Look for repeated patterns. If test runs independently produce similar helper scripts, bundle that script into the skill. Write it once in scripts/ and reference it.
Iteration philosophy
When improving a skill after user feedback:
- Generalize from the specific feedback. The skill will be used across many prompts, not just the test cases. Don't overfit.
- Keep it lean. Remove instructions that aren't pulling their weight. Read the test transcripts — if the skill is making the model waste time, cut those parts.
- Explain the why. If you find yourself writing ALL-CAPS MUST/NEVER, reframe as reasoning the model can internalize.
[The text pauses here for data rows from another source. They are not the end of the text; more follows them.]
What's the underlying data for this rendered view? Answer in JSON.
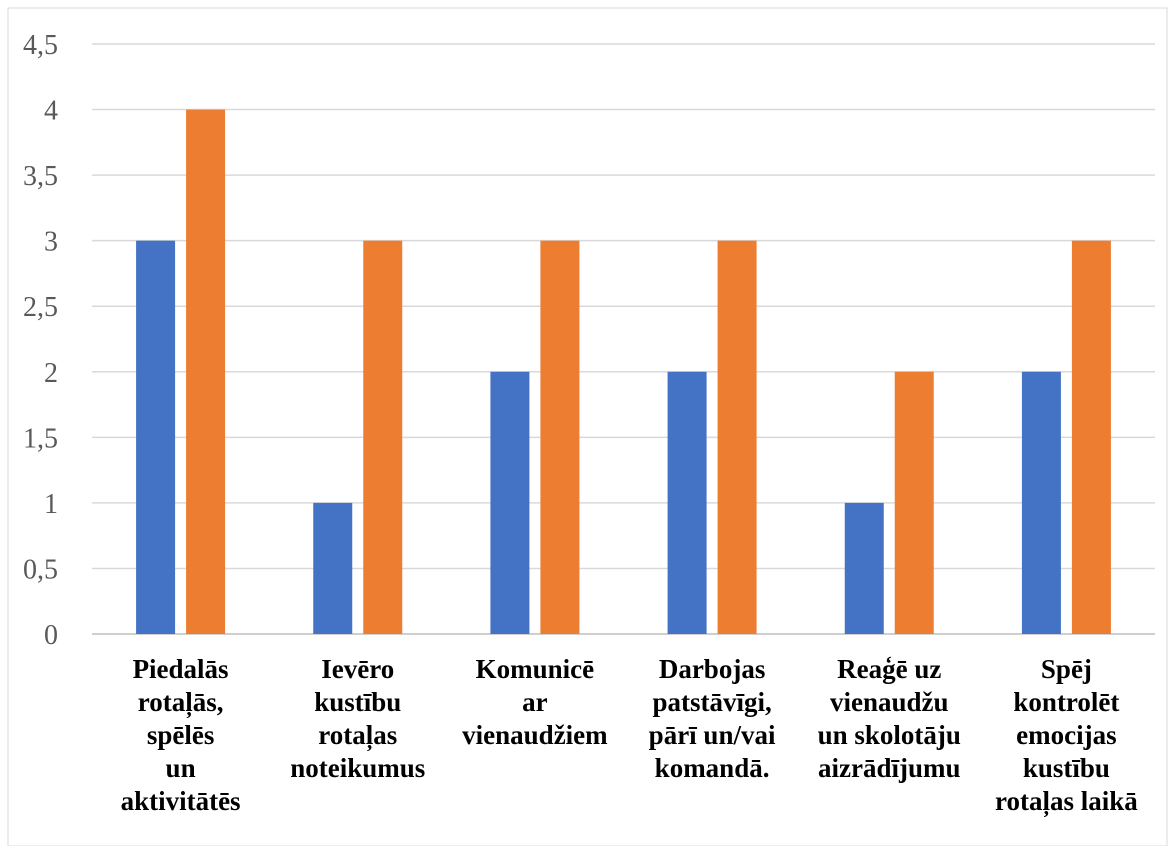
{
  "chart_data": {
    "type": "bar",
    "categories": [
      [
        "Piedalās",
        "rotaļās,",
        "spēlēs",
        "un",
        "aktivitātēs"
      ],
      [
        "Ievēro",
        "kustību",
        "rotaļas",
        "noteikumus"
      ],
      [
        "Komunicē",
        "ar",
        "vienaudžiem"
      ],
      [
        "Darbojas",
        "patstāvīgi,",
        "pārī un/vai",
        "komandā."
      ],
      [
        "Reaģē uz",
        "vienaudžu",
        "un skolotāju",
        "aizrādījumu"
      ],
      [
        "Spēj",
        "kontrolēt",
        "emocijas",
        "kustību",
        "rotaļas laikā"
      ]
    ],
    "series": [
      {
        "values": [
          3,
          1,
          2,
          2,
          1,
          2
        ],
        "color": "#4472C4"
      },
      {
        "values": [
          4,
          3,
          3,
          3,
          2,
          3
        ],
        "color": "#ED7D31"
      }
    ],
    "ylim": [
      0,
      4.5
    ],
    "yticks": [
      "0",
      "0,5",
      "1",
      "1,5",
      "2",
      "2,5",
      "3",
      "3,5",
      "4",
      "4,5"
    ],
    "grid": true,
    "legend": "none",
    "title": "",
    "xlabel": "",
    "ylabel": ""
  }
}
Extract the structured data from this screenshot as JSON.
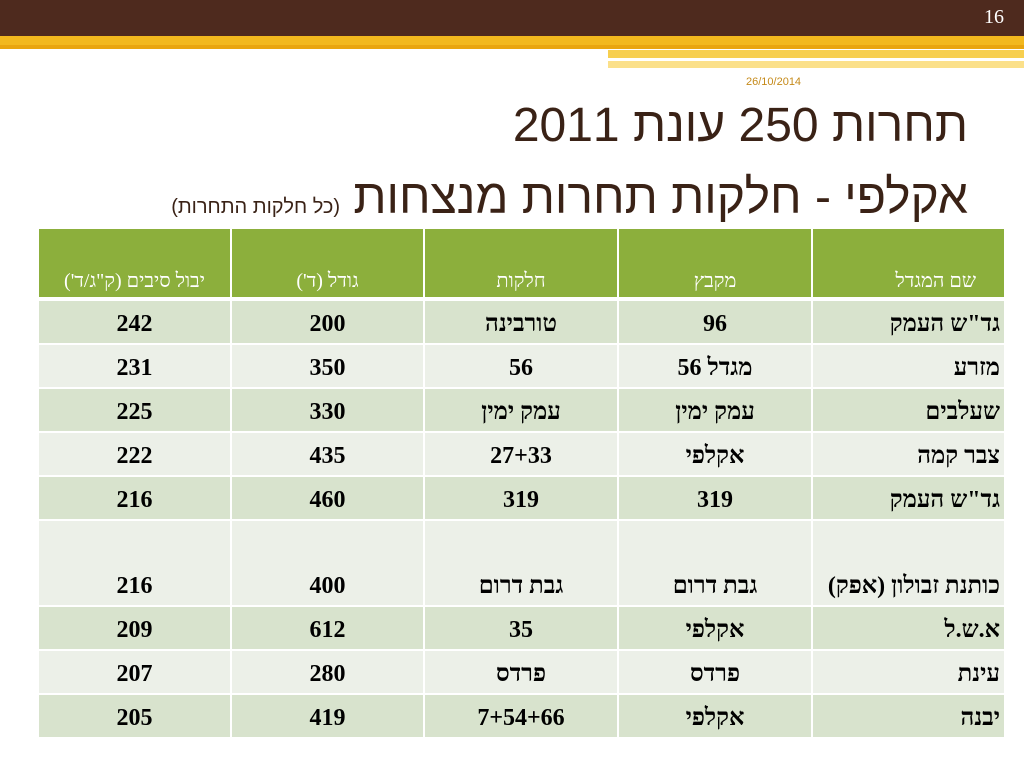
{
  "slide": {
    "number": "16",
    "date": "26/10/2014",
    "title_line1": "תחרות 250  עונת 2011",
    "title_line2_main": "אקלפי - חלקות תחרות מנצחות",
    "title_line2_note": "(כל חלקות התחרות)"
  },
  "colors": {
    "top_band": "#4e2a1e",
    "accent_gold": "#f2b81e",
    "header_green": "#8caf3c",
    "row_dark": "#d8e3cd",
    "row_light": "#ecf0e8",
    "title_text": "#3a2216"
  },
  "table": {
    "headers": {
      "grower": "שם המגדל",
      "block": "מקבץ",
      "plots": "חלקות",
      "size": "גודל (ד')",
      "yield": "יבול סיבים (ק\"ג/ד')"
    },
    "rows": [
      {
        "grower": "גד\"ש העמק",
        "block": "96",
        "plots": "טורבינה",
        "size": "200",
        "yield": "242"
      },
      {
        "grower": "מזרע",
        "block": "מגדל 56",
        "plots": "56",
        "size": "350",
        "yield": "231"
      },
      {
        "grower": "שעלבים",
        "block": "עמק ימין",
        "plots": "עמק ימין",
        "size": "330",
        "yield": "225"
      },
      {
        "grower": "צבר קמה",
        "block": "אקלפי",
        "plots": "27+33",
        "size": "435",
        "yield": "222"
      },
      {
        "grower": "גד\"ש העמק",
        "block": "319",
        "plots": "319",
        "size": "460",
        "yield": "216"
      },
      {
        "grower": "כותנת זבולון (אפק)",
        "block": "גבת דרום",
        "plots": "גבת דרום",
        "size": "400",
        "yield": "216"
      },
      {
        "grower": "א.ש.ל",
        "block": "אקלפי",
        "plots": "35",
        "size": "612",
        "yield": "209"
      },
      {
        "grower": "עינת",
        "block": "פרדס",
        "plots": "פרדס",
        "size": "280",
        "yield": "207"
      },
      {
        "grower": "יבנה",
        "block": "אקלפי",
        "plots": "7+54+66",
        "size": "419",
        "yield": "205"
      }
    ]
  }
}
- Draft, then revise. Write the improvement, then read it fresh and tighten it.
Workspace layout
Test results and artifacts are organized in <skill-name>-workspace/ alongside the skill:
<skill-name>-workspace/
evals/
evals.json # Test prompts and assertions
iteration-1/
eval-0-<descriptive-name>/
with_skill/
outputs/ # Files produced with the skill
grading.json # Assertion pass/fail results
timing.json # Tokens and duration
without_skill/
outputs/ # Baseline outputs
grading.json
timing.json
eval_metadata.json # Prompt, assertions for this eval
benchmark.json # Aggregated metrics
benchmark.md # Human-readable summary
feedback.json # User feedback from the viewer
iteration-2/
...
Quick start for improving an existing skill
Pass the existing skill via the existing_skill_path input:
cpf run -f <path-to-skill-creator.yaml> --input '{
"skill_name": "my-skill",
"intent": "Improve test coverage and fix edge case handling",
"existing_skill_path": ".claude/skills/my-skill"
}'
The workflow will snapshot the existing skill for baseline comparison, then iterate.
Tips
- The workflow handles orchestration; each agent step does the actual work (reading code, writing files, running tools).
- Always use
generate_review.py from the skill-creator plugin — never write custom HTML for the viewer.
- For headless environments, pass
--static <output.html> to generate_review.py.
- The
--previous-workspace flag on generate_review.py enables iteration-over-iteration comparison.
- If subagents aren't available, run test cases inline (less rigorous but still useful with human review).
- Description optimization requires the
claude CLI (claude -p). Skip it if not available.